The REDCap Pipeline is the automated system that extracts data from various REDCap projects and prepares it for import into IDhub. As a data curator, you don't typically run this pipeline yourself, but understanding how it works is helpful.

How It Works

The pipeline runs on a schedule, automatically checking REDCap projects for new or updated records.

sequenceDiagram
    participant GH as GitHub Actions (Scheduler)
    participant RP as REDCap Pipeline
    participant RC as REDCap API
    participant S3 as IDhub Staging Area

    GH->>RP: 1. Trigger pipeline (overnight)
    RP->>RC: 2. Request new/updated records since last run
    RC-->>RP: 3. Send records
    loop For each record
        RP->>RP: 4. Transform data based on mapping rules
        RP->>S3: 5. Upload standardized data "fragment"
    end

Pipeline Steps

Scheduled Trigger: The pipeline is automatically triggered by a scheduler (GitHub Actions). The production environment runs nightly.
Extract Data: The pipeline connects to each configured REDCap project via its API and asks for records that have been created or modified since the last successful run.
Transform Data: This is a key step. The pipeline uses a set of field mapping configuration files to translate the data from REDCap's format to IDhub's standard format. For example, it might:
- Rename a field from collection_date in REDCap to date_collected for IDhub.
- Convert a multiple-choice value (e.g., 1) to its text equivalent (e.g., Whole Blood).
- Identify which field should be used as the subject identifier (e.g., consortium_id).
Stage Fragments: Each transformed record is saved as a standardized data "fragment" and uploaded to a secure staging area in IDhub.
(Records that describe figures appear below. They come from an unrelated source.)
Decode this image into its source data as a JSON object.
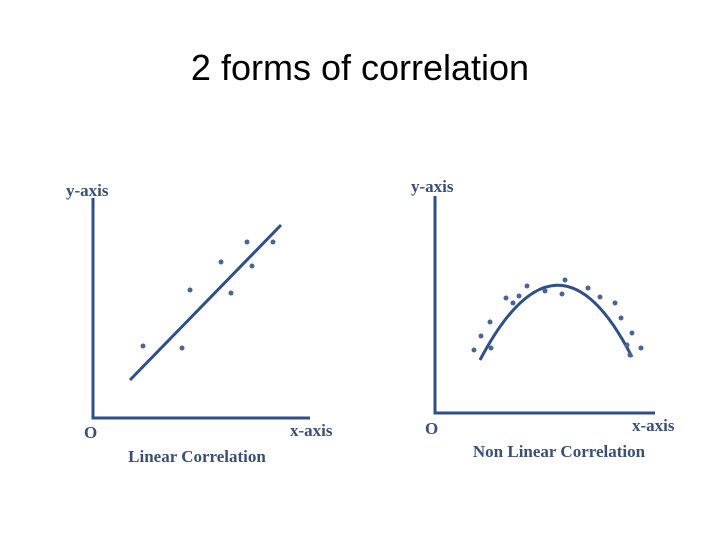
{
  "title": "2 forms of correlation",
  "panels": [
    {
      "y_axis_label": "y-axis",
      "x_axis_label": "x-axis",
      "origin_label": "O",
      "caption": "Linear Correlation"
    },
    {
      "y_axis_label": "y-axis",
      "x_axis_label": "x-axis",
      "origin_label": "O",
      "caption": "Non Linear Correlation"
    }
  ]
}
From this point, the fragments enter the standard Validation and Loading process.

Configuration

While software maintainers manage the core configuration, it's useful for data curators to know what is being configured.
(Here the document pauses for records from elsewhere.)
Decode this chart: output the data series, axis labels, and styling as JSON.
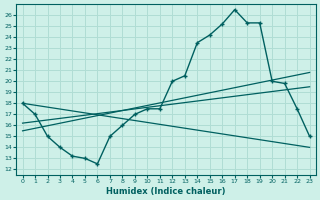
{
  "xlabel": "Humidex (Indice chaleur)",
  "bg_color": "#cef0e8",
  "grid_color": "#b0ddd4",
  "line_color": "#006060",
  "x_ticks": [
    0,
    1,
    2,
    3,
    4,
    5,
    6,
    7,
    8,
    9,
    10,
    11,
    12,
    13,
    14,
    15,
    16,
    17,
    18,
    19,
    20,
    21,
    22,
    23
  ],
  "y_ticks": [
    12,
    13,
    14,
    15,
    16,
    17,
    18,
    19,
    20,
    21,
    22,
    23,
    24,
    25,
    26
  ],
  "ylim": [
    11.5,
    27.0
  ],
  "xlim": [
    -0.5,
    23.5
  ],
  "main_x": [
    0,
    1,
    2,
    3,
    4,
    5,
    6,
    7,
    8,
    9,
    10,
    11,
    12,
    13,
    14,
    15,
    16,
    17,
    18,
    19,
    20,
    21,
    22,
    23
  ],
  "main_y": [
    18.0,
    17.0,
    15.0,
    14.0,
    13.2,
    13.0,
    12.5,
    15.0,
    16.0,
    17.0,
    17.5,
    17.5,
    20.0,
    20.5,
    23.5,
    24.2,
    25.2,
    26.5,
    25.3,
    25.3,
    20.0,
    19.8,
    17.5,
    15.0
  ],
  "trend1_x": [
    0,
    23
  ],
  "trend1_y": [
    18.0,
    14.0
  ],
  "trend2_x": [
    0,
    23
  ],
  "trend2_y": [
    15.5,
    20.8
  ],
  "trend3_x": [
    0,
    23
  ],
  "trend3_y": [
    16.2,
    19.5
  ]
}
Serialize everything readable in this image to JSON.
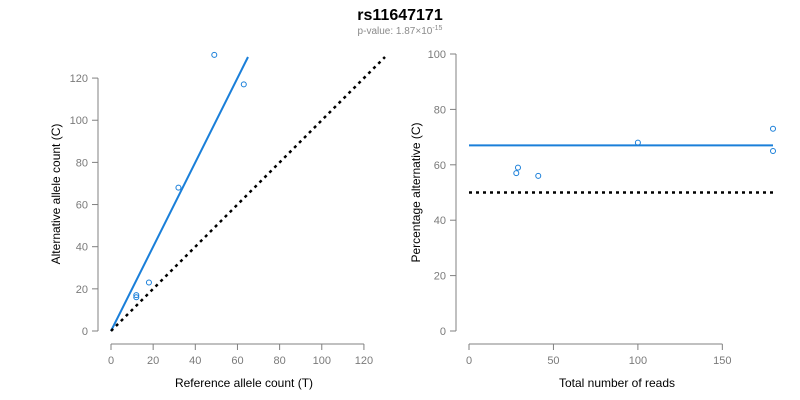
{
  "title": "rs11647171",
  "subtitle": "p-value: 1.87×10",
  "subtitle_exp": "-15",
  "colors": {
    "points": "#1a7fd9",
    "fit": "#1a7fd9",
    "reference": "#000000",
    "axis": "#808080"
  },
  "chart_data": [
    {
      "type": "scatter",
      "title": "",
      "xlabel": "Reference allele count (T)",
      "ylabel": "Alternative allele count (C)",
      "xlim": [
        0,
        130
      ],
      "ylim": [
        0,
        130
      ],
      "xticks": [
        0,
        20,
        40,
        60,
        80,
        100,
        120
      ],
      "yticks": [
        0,
        20,
        40,
        60,
        80,
        100,
        120
      ],
      "points": [
        {
          "x": 12,
          "y": 16
        },
        {
          "x": 12,
          "y": 17
        },
        {
          "x": 18,
          "y": 23
        },
        {
          "x": 32,
          "y": 68
        },
        {
          "x": 49,
          "y": 131
        },
        {
          "x": 63,
          "y": 117
        }
      ],
      "lines": [
        {
          "style": "solid",
          "x": [
            0,
            65
          ],
          "y": [
            0,
            130
          ]
        },
        {
          "style": "dotted",
          "x": [
            0,
            130
          ],
          "y": [
            0,
            130
          ]
        }
      ],
      "grid": false
    },
    {
      "type": "scatter",
      "title": "",
      "xlabel": "Total number of reads",
      "ylabel": "Percentage alternative (C)",
      "xlim": [
        0,
        180
      ],
      "ylim": [
        0,
        100
      ],
      "xticks": [
        0,
        50,
        100,
        150
      ],
      "yticks": [
        0,
        20,
        40,
        60,
        80,
        100
      ],
      "points": [
        {
          "x": 28,
          "y": 57
        },
        {
          "x": 29,
          "y": 59
        },
        {
          "x": 41,
          "y": 56
        },
        {
          "x": 100,
          "y": 68
        },
        {
          "x": 180,
          "y": 73
        },
        {
          "x": 180,
          "y": 65
        }
      ],
      "lines": [
        {
          "style": "solid",
          "x": [
            0,
            180
          ],
          "y": [
            67,
            67
          ]
        },
        {
          "style": "dotted",
          "x": [
            0,
            180
          ],
          "y": [
            50,
            50
          ]
        }
      ],
      "grid": false
    }
  ]
}
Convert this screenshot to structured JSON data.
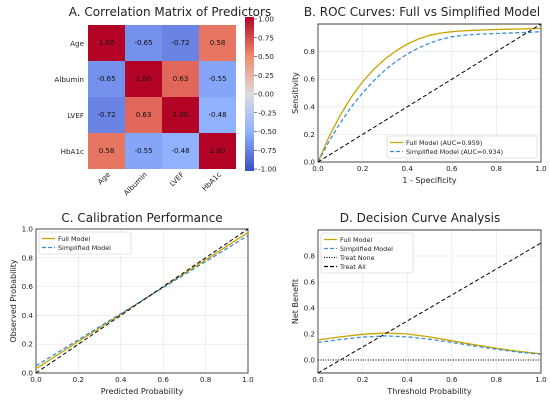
{
  "chart_data": [
    {
      "type": "heatmap",
      "title": "A. Correlation Matrix of Predictors",
      "rows": [
        "Age",
        "Albumin",
        "LVEF",
        "HbA1c"
      ],
      "cols": [
        "Age",
        "Albumin",
        "LVEF",
        "HbA1c"
      ],
      "values": [
        [
          1.0,
          -0.65,
          -0.72,
          0.58
        ],
        [
          -0.65,
          1.0,
          0.63,
          -0.55
        ],
        [
          -0.72,
          0.63,
          1.0,
          -0.48
        ],
        [
          0.58,
          -0.55,
          -0.48,
          1.0
        ]
      ],
      "cell_labels": [
        [
          "1.00",
          "-0.65",
          "-0.72",
          "0.58"
        ],
        [
          "-0.65",
          "1.00",
          "0.63",
          "-0.55"
        ],
        [
          "-0.72",
          "0.63",
          "1.00",
          "-0.48"
        ],
        [
          "0.58",
          "-0.55",
          "-0.48",
          "1.00"
        ]
      ],
      "colorbar": {
        "range": [
          -1.0,
          1.0
        ],
        "ticks": [
          "1.00",
          "0.75",
          "0.50",
          "0.25",
          "0.00",
          "-0.25",
          "-0.50",
          "-0.75",
          "-1.00"
        ],
        "colormap": "coolwarm"
      }
    },
    {
      "type": "line",
      "title": "B. ROC Curves: Full vs Simplified Model",
      "xlabel": "1 - Specificity",
      "ylabel": "Sensitivity",
      "xlim": [
        0,
        1
      ],
      "ylim": [
        0,
        1
      ],
      "xticks": [
        "0.0",
        "0.2",
        "0.4",
        "0.6",
        "0.8",
        "1.0"
      ],
      "yticks": [
        "0.0",
        "0.2",
        "0.4",
        "0.6",
        "0.8"
      ],
      "grid": true,
      "legend_position": "lower-right",
      "series": [
        {
          "name": "Full Model (AUC=0.959)",
          "color": "#c9a400",
          "style": "solid",
          "x": [
            0,
            0.05,
            0.1,
            0.15,
            0.2,
            0.25,
            0.3,
            0.35,
            0.4,
            0.45,
            0.5,
            0.55,
            0.6,
            0.65,
            0.7,
            0.75,
            0.8,
            0.85,
            0.9,
            0.95,
            1.0
          ],
          "y": [
            0,
            0.184,
            0.34,
            0.471,
            0.581,
            0.672,
            0.746,
            0.806,
            0.854,
            0.891,
            0.918,
            0.934,
            0.944,
            0.95,
            0.954,
            0.957,
            0.96,
            0.962,
            0.964,
            0.966,
            0.968
          ]
        },
        {
          "name": "Simplified Model (AUC=0.934)",
          "color": "#3a8fd8",
          "style": "dashed",
          "x": [
            0,
            0.05,
            0.1,
            0.15,
            0.2,
            0.25,
            0.3,
            0.35,
            0.4,
            0.45,
            0.5,
            0.55,
            0.6,
            0.65,
            0.7,
            0.75,
            0.8,
            0.85,
            0.9,
            0.95,
            1.0
          ],
          "y": [
            0,
            0.15,
            0.283,
            0.4,
            0.501,
            0.589,
            0.665,
            0.729,
            0.782,
            0.826,
            0.861,
            0.888,
            0.907,
            0.918,
            0.924,
            0.928,
            0.931,
            0.934,
            0.937,
            0.94,
            0.944
          ]
        },
        {
          "name": "",
          "color": "#000000",
          "style": "dashed",
          "x": [
            0,
            1
          ],
          "y": [
            0,
            1
          ]
        }
      ]
    },
    {
      "type": "line",
      "title": "C. Calibration Performance",
      "xlabel": "Predicted Probability",
      "ylabel": "Observed Probability",
      "xlim": [
        0,
        1
      ],
      "ylim": [
        0,
        1
      ],
      "xticks": [
        "0.0",
        "0.2",
        "0.4",
        "0.6",
        "0.8",
        "1.0"
      ],
      "yticks": [
        "0.0",
        "0.2",
        "0.4",
        "0.6",
        "0.8",
        "1.0"
      ],
      "grid": true,
      "legend_position": "upper-left",
      "series": [
        {
          "name": "Full Model",
          "color": "#c9a400",
          "style": "solid",
          "x": [
            0,
            1
          ],
          "y": [
            0.03,
            0.975
          ]
        },
        {
          "name": "Simplified Model",
          "color": "#3a8fd8",
          "style": "dashed",
          "x": [
            0,
            1
          ],
          "y": [
            0.05,
            0.955
          ]
        },
        {
          "name": "",
          "color": "#000000",
          "style": "dashed",
          "x": [
            0,
            1
          ],
          "y": [
            0.0,
            1.0
          ]
        }
      ]
    },
    {
      "type": "line",
      "title": "D. Decision Curve Analysis",
      "xlabel": "Threshold Probability",
      "ylabel": "Net Benefit",
      "xlim": [
        0,
        1
      ],
      "ylim": [
        -0.1,
        1.0
      ],
      "xticks": [
        "0.0",
        "0.2",
        "0.4",
        "0.6",
        "0.8",
        "1.0"
      ],
      "yticks": [
        "0.0",
        "0.2",
        "0.4",
        "0.6",
        "0.8"
      ],
      "grid": true,
      "legend_position": "upper-left",
      "series": [
        {
          "name": "Full Model",
          "color": "#c9a400",
          "style": "solid",
          "x": [
            0,
            0.1,
            0.2,
            0.3,
            0.4,
            0.5,
            0.6,
            0.7,
            0.8,
            0.9,
            1.0
          ],
          "y": [
            0.155,
            0.178,
            0.198,
            0.208,
            0.2,
            0.178,
            0.148,
            0.118,
            0.09,
            0.066,
            0.048
          ]
        },
        {
          "name": "Simplified Model",
          "color": "#3a8fd8",
          "style": "dashed",
          "x": [
            0,
            0.1,
            0.2,
            0.3,
            0.4,
            0.5,
            0.6,
            0.7,
            0.8,
            0.9,
            1.0
          ],
          "y": [
            0.135,
            0.158,
            0.176,
            0.185,
            0.178,
            0.16,
            0.135,
            0.108,
            0.083,
            0.06,
            0.045
          ]
        },
        {
          "name": "Treat None",
          "color": "#000000",
          "style": "dotted",
          "x": [
            0,
            1
          ],
          "y": [
            0,
            0
          ]
        },
        {
          "name": "Treat All",
          "color": "#000000",
          "style": "dashed",
          "x": [
            0,
            1
          ],
          "y": [
            -0.1,
            0.9
          ]
        }
      ]
    }
  ]
}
Project Configuration (projects.json)

A central file (projects.json) tells the pipeline which REDCap projects to connect to. Each project has its own settings, including:

Project ID: The ID of the project in REDCap.
API Token: The credentials needed to access the project's data.
Field Mappings File: Which mapping file to use for transforming the data from this specific project.
Enabled Flag: Whether the project should be included in the automated runs.

Field Mappings

This is the most important configuration from a data curator's perspective. Each project has one or more mapping files that act as a "Rosetta Stone" between the REDCap data dictionary and the IDhub database schema.

These files define rules such as:

"target_field": "source_field": Maps a REDCap field to an IDhub field.
subject_id_candidates: A list of fields to try, in order, to identify the subject.
transformations: Rules for converting data, like changing date formats or mapping codes to values.
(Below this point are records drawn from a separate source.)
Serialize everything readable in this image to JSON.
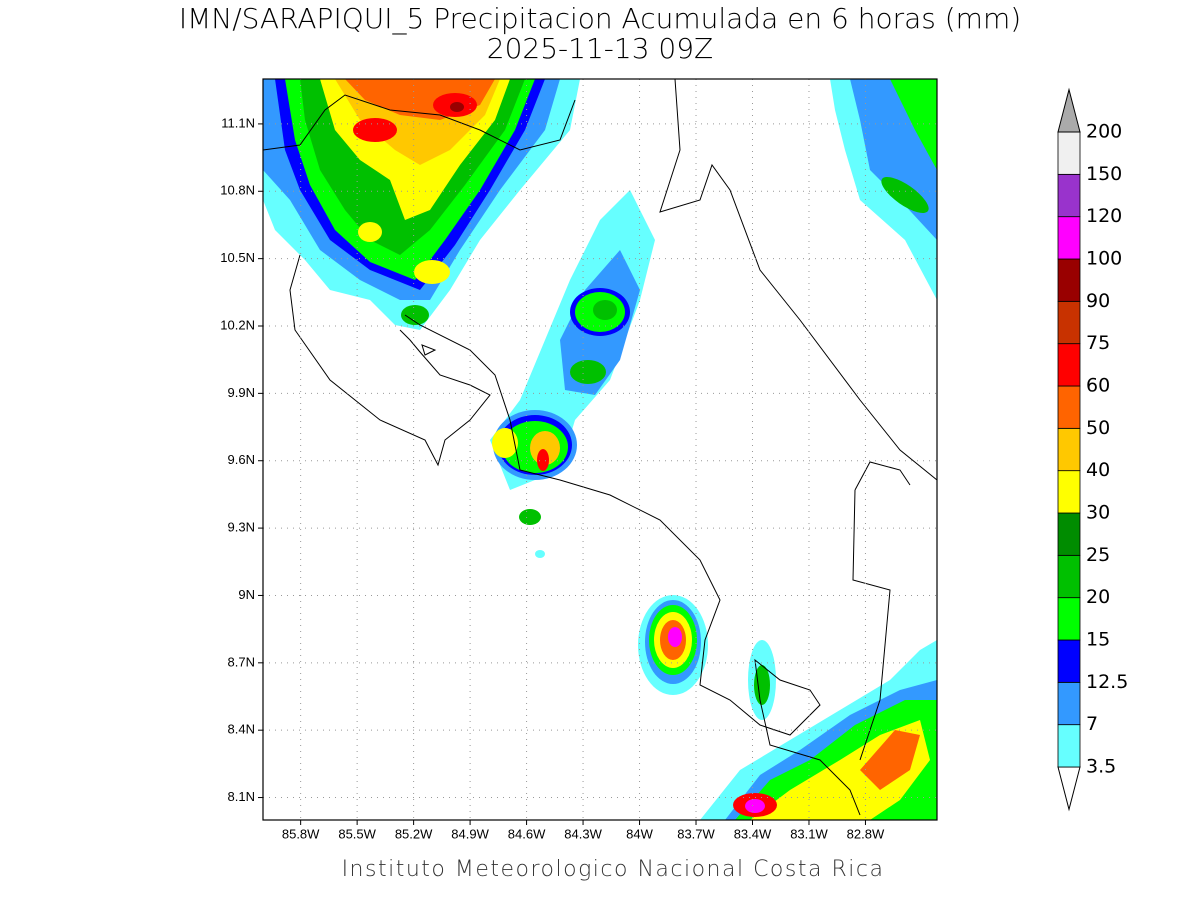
{
  "title": "IMN/SARAPIQUI_5 Precipitacion Acumulada en 6 horas (mm)",
  "subtitle": "2025-11-13 09Z",
  "footer": "Instituto Meteorologico Nacional Costa Rica",
  "map": {
    "xlim": [
      -86.0,
      -82.42
    ],
    "ylim": [
      8.0,
      11.3
    ],
    "xticks": [
      {
        "value": -85.8,
        "label": "85.8W"
      },
      {
        "value": -85.5,
        "label": "85.5W"
      },
      {
        "value": -85.2,
        "label": "85.2W"
      },
      {
        "value": -84.9,
        "label": "84.9W"
      },
      {
        "value": -84.6,
        "label": "84.6W"
      },
      {
        "value": -84.3,
        "label": "84.3W"
      },
      {
        "value": -84.0,
        "label": "84W"
      },
      {
        "value": -83.7,
        "label": "83.7W"
      },
      {
        "value": -83.4,
        "label": "83.4W"
      },
      {
        "value": -83.1,
        "label": "83.1W"
      },
      {
        "value": -82.8,
        "label": "82.8W"
      }
    ],
    "yticks": [
      {
        "value": 8.1,
        "label": "8.1N"
      },
      {
        "value": 8.4,
        "label": "8.4N"
      },
      {
        "value": 8.7,
        "label": "8.7N"
      },
      {
        "value": 9.0,
        "label": "9N"
      },
      {
        "value": 9.3,
        "label": "9.3N"
      },
      {
        "value": 9.6,
        "label": "9.6N"
      },
      {
        "value": 9.9,
        "label": "9.9N"
      },
      {
        "value": 10.2,
        "label": "10.2N"
      },
      {
        "value": 10.5,
        "label": "10.5N"
      },
      {
        "value": 10.8,
        "label": "10.8N"
      },
      {
        "value": 11.1,
        "label": "11.1N"
      }
    ]
  },
  "colorbar": {
    "levels": [
      3.5,
      7,
      12.5,
      15,
      20,
      25,
      30,
      40,
      50,
      60,
      75,
      90,
      100,
      120,
      150,
      200
    ],
    "colors": [
      "#ffffff",
      "#66ffff",
      "#3399ff",
      "#0000ff",
      "#00ff00",
      "#00c000",
      "#008c00",
      "#ffff00",
      "#ffc800",
      "#ff6400",
      "#ff0000",
      "#c83200",
      "#990000",
      "#ff00ff",
      "#9933cc",
      "#f0f0f0",
      "#aaaaaa"
    ]
  }
}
If you notice that data from a REDCap project is not appearing correctly in IDhub, it is often an issue with these mapping files.

What You Need to Do

Curator Responsibilities

For the most part, the REDCap pipeline is a "hands-off" system for data curators. Your main responsibilities are:

Ensure Data Quality in REDCap: The pipeline can only extract what is in REDCap. Correcting data at the source is always the best approach.
Communicate Changes: If you or your team are planning to change the data dictionary of a connected REDCap project (e.g., renaming fields, adding new fields), you must notify the IDhub software maintainers. The pipeline's field mapping configurations will need to be updated to match, otherwise the pipeline will fail or data will be missed.
Review Validation Errors: If records extracted by the pipeline fail the Validation Stage, the errors will be logged. You may be asked to review these errors and correct the data in REDCap.